Other deployer impact

First, a deployer would have to choose the driver that he or she wished to use: console_proxy_security_driver = driver_name. Then, the particular driver would be have configuration options under its own section in the configuration file. For instance, the x509/TLS driver would appear as the following:

ca_certificate = /path/to/ca.cert
client_certificate = /path/to/client.cert

Finally, most drivers will require extra setup outside of Nova.
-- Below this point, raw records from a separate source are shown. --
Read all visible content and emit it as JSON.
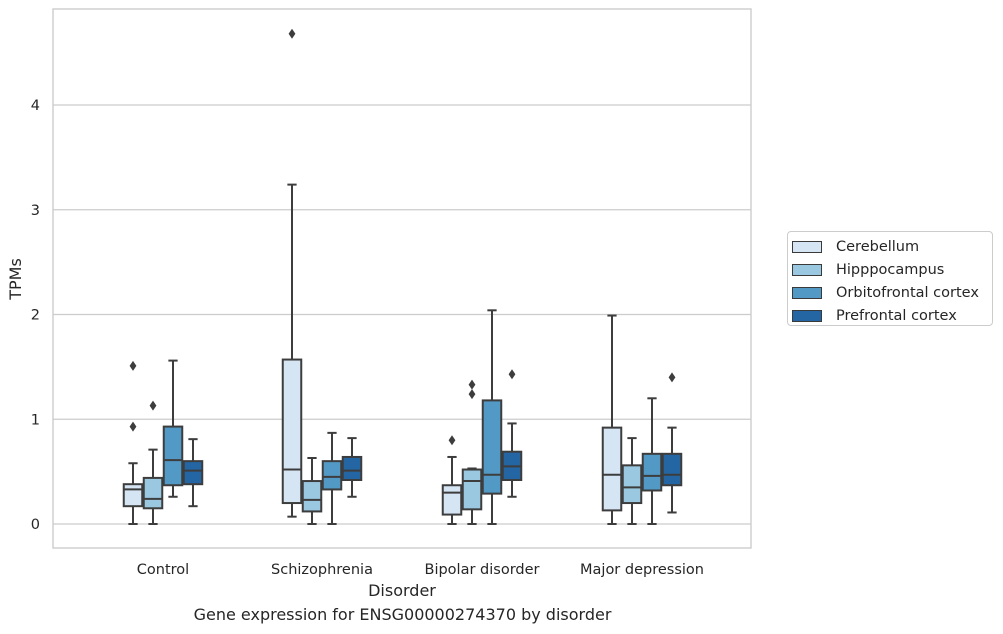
{
  "caption": "Gene expression for ENSG00000274370 by disorder",
  "chart_data": {
    "type": "box",
    "title": "",
    "xlabel": "Disorder",
    "ylabel": "TPMs",
    "ylim": [
      -0.23,
      4.9
    ],
    "yticks": [
      0,
      1,
      2,
      3,
      4
    ],
    "grid": "horizontal",
    "legend_position": "right",
    "categories": [
      "Control",
      "Schizophrenia",
      "Bipolar disorder",
      "Major depression"
    ],
    "series": [
      {
        "name": "Cerebellum",
        "color": "#d6e5f4",
        "boxes": [
          {
            "whisker_low": 0.0,
            "q1": 0.17,
            "median": 0.33,
            "q3": 0.38,
            "whisker_high": 0.58,
            "outliers": [
              0.93,
              1.51
            ]
          },
          {
            "whisker_low": 0.07,
            "q1": 0.2,
            "median": 0.52,
            "q3": 1.57,
            "whisker_high": 3.24,
            "outliers": [
              4.68
            ]
          },
          {
            "whisker_low": 0.0,
            "q1": 0.09,
            "median": 0.3,
            "q3": 0.37,
            "whisker_high": 0.64,
            "outliers": [
              0.8
            ]
          },
          {
            "whisker_low": 0.0,
            "q1": 0.13,
            "median": 0.47,
            "q3": 0.92,
            "whisker_high": 1.99,
            "outliers": []
          }
        ]
      },
      {
        "name": "Hipppocampus",
        "color": "#9ac8e0",
        "boxes": [
          {
            "whisker_low": 0.0,
            "q1": 0.15,
            "median": 0.24,
            "q3": 0.44,
            "whisker_high": 0.71,
            "outliers": [
              1.13
            ]
          },
          {
            "whisker_low": 0.0,
            "q1": 0.12,
            "median": 0.23,
            "q3": 0.41,
            "whisker_high": 0.63,
            "outliers": []
          },
          {
            "whisker_low": 0.0,
            "q1": 0.14,
            "median": 0.41,
            "q3": 0.52,
            "whisker_high": 0.53,
            "outliers": [
              1.24,
              1.33
            ]
          },
          {
            "whisker_low": 0.0,
            "q1": 0.2,
            "median": 0.35,
            "q3": 0.56,
            "whisker_high": 0.82,
            "outliers": []
          }
        ]
      },
      {
        "name": "Orbitofrontal cortex",
        "color": "#5399c6",
        "boxes": [
          {
            "whisker_low": 0.26,
            "q1": 0.37,
            "median": 0.61,
            "q3": 0.93,
            "whisker_high": 1.56,
            "outliers": []
          },
          {
            "whisker_low": 0.0,
            "q1": 0.33,
            "median": 0.45,
            "q3": 0.6,
            "whisker_high": 0.87,
            "outliers": []
          },
          {
            "whisker_low": 0.0,
            "q1": 0.29,
            "median": 0.47,
            "q3": 1.18,
            "whisker_high": 2.04,
            "outliers": []
          },
          {
            "whisker_low": 0.0,
            "q1": 0.32,
            "median": 0.46,
            "q3": 0.67,
            "whisker_high": 1.2,
            "outliers": []
          }
        ]
      },
      {
        "name": "Prefrontal cortex",
        "color": "#2466a4",
        "boxes": [
          {
            "whisker_low": 0.17,
            "q1": 0.38,
            "median": 0.51,
            "q3": 0.6,
            "whisker_high": 0.81,
            "outliers": []
          },
          {
            "whisker_low": 0.26,
            "q1": 0.42,
            "median": 0.51,
            "q3": 0.64,
            "whisker_high": 0.82,
            "outliers": []
          },
          {
            "whisker_low": 0.26,
            "q1": 0.42,
            "median": 0.55,
            "q3": 0.69,
            "whisker_high": 0.96,
            "outliers": [
              1.43
            ]
          },
          {
            "whisker_low": 0.11,
            "q1": 0.37,
            "median": 0.47,
            "q3": 0.67,
            "whisker_high": 0.92,
            "outliers": [
              1.4
            ]
          }
        ]
      }
    ]
  }
}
For instance, the x509/TLS driver will reqiure generating CA, client, and server certificates, distributing the CA and client certificates, and configuring libvirt to require x509/TLS encryption and authentication when connecting to VNC and SPICE consoles (see References).

Developer impact




Primary assignee:


Other contributors:


Work Items

  1. Implement the base framework for proxying authentication and encryption.

  2. Implement a No-op driver

  3. Implement the basic x509/TLS driver


While individual drivers might introduce new dependencies, the actual framework would not.


We should test that the framework is callable correctly. Additionally, it will be necessary to work with infra to ensure that we can test the actual drivers (for instance, for x509/TLS, we will need to generate certificates, etc).

Documentation Impact

We will need to document the new configuration options, as well as how to generate certificates for the TLS driver (See Other deployer impact).